BRIEF DESCRIPTION OF THE DRAWINGS

1 is a schematic representation of three different layout designs of conventional scratch drive actuators.

2 Figure 3 is a schematic view of three additional etch-hole layout designs of SDA disks according to this invention.

3 Fig. 12 is a schematic view showing a novel flange structure structure for the support arm of an SDA panel according to this invention.

4 Fig. 12 shows two micrographs of the completed free SDA array obtained by scanning with an electron microscope SEM, having a layout design with additional etch holes and a flange structure according to the invention.

5 Fig. 13 is a diagram showing the influence of the driving voltage in three different shapes and four aspect ratios of SDA plates according to the invention.

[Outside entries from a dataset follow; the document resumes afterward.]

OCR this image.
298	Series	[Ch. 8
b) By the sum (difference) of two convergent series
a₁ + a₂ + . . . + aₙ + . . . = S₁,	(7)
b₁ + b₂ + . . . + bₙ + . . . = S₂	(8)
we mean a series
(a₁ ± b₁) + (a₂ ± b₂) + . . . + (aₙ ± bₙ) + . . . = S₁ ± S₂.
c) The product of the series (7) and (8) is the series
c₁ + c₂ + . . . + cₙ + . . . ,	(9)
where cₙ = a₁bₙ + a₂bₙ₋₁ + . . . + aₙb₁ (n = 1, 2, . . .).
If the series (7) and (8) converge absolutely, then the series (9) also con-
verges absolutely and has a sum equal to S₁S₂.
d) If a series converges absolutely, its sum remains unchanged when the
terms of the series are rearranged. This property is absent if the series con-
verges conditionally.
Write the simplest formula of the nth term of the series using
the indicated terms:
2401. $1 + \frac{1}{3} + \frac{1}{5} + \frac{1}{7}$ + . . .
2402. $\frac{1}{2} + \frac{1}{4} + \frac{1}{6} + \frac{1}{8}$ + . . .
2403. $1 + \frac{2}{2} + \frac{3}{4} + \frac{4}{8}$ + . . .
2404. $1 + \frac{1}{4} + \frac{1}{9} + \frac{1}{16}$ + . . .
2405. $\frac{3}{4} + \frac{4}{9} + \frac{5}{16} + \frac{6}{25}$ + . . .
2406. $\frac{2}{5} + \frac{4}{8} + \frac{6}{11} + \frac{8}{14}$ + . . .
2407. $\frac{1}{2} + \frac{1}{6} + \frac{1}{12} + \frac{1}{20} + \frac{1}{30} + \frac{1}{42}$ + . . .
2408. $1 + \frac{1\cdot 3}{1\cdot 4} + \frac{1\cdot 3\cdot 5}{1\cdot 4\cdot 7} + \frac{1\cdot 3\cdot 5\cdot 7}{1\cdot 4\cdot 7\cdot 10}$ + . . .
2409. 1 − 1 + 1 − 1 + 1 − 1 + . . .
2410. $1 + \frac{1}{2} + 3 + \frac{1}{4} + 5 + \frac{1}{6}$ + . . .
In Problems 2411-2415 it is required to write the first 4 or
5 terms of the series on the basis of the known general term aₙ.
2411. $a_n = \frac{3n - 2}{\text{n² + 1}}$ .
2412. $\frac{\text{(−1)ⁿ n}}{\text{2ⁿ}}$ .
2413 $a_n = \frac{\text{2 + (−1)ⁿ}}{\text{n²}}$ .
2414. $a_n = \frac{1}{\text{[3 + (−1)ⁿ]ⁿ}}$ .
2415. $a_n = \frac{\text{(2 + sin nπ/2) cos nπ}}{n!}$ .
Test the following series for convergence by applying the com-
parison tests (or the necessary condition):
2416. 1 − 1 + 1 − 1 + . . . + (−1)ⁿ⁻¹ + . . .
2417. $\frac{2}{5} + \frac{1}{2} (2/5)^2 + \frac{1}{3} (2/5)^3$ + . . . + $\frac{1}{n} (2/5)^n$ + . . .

In 2 Above is a SDA plate with a triangular shape and an etching hole 1 shown in the area of the apex of the triangle; in the rectangular SDA plate shown below, two parallel rows of five etch holes are shown in the region of the front edge; in 2 Below is a marginal hexagonal SDA plate with two rows of three be shown as two etching holes, which are offset from each other. In 4 is between an SDA disk 2 and the support arm 4 or between a mounting mark 5 in each case an approximately triangular reinforcing flange 3 intended. The arrangement of the etching holes and the flanges in the illustrated embodiments is exemplary. An SDA device according to the invention can be used in the development of SDA micromotors, in the development of SDA-based micro fans, in the development of microarrays and their structural assembly, in the development of micro-fluid systems, and in the development of optical telecommunications Microswitches, this list being exemplary.

Claims (9)

Layout of micro-scratch drive actuators with following features: a. At least three new forms of SDA disks, one triangular SDA plate with an etching hole design, a rectangular SDA plate with etch hole design and a hexagonal SDA plate having an etch hole design, wherein the additional etch holes at a layout of conventional SDA disks, the release of a structural layer can be accelerated and reduces the accumulated residual charges in the front end of the SDA disk become. b. At least a new flange structure design in the Area of the support arm the SDA plate, this flange structure design in the corners the connection between the support arm and plate is arranged, whereby the flexural rigidity of the narrow Polysilicon supporting arm improves and further increases the performance of the SDA assembly and the risk of breakage is reduced at operating conditions. c. Setting the length / width ratio the SDA board to a value where the operating voltage is minimized is. A layout according to claim 1, wherein the aspect ratio of the SDA plate is set to the values 58 microns to 60 microns, 68 microns to 60 microns, 78 microns to 60 microns and 78 microns to 65 microns. SDA assembly according to claim 1, wherein the arrangement on a silicon wafer made with a very low resistivity (0.001 to 0.004 Ω-cm) is to further reduce the operating voltage. SDA layout with the new layout design and structure design according to claim 1, these being for the development of SDA micromotors is used. SDA layout with the new layout and structure design according to claim 1, these being for the Development of micro fans based on SDA is used. SDA layout with the new layout and structure design according to claim 1, these being for the Development of micro-thermal modules and their system assembly is used. SDA layout with the new layout and structure design according to claim 1, these being for the Development of microarrays and their structural assembly used becomes. SDA layout with the new layout and structure design according to claim 1, these being for the Development of micro-fluid systems is used. SDA layout with the new layout and structure design according to claim 1, these being for the Development of opto / telecommunications micro-switches is used.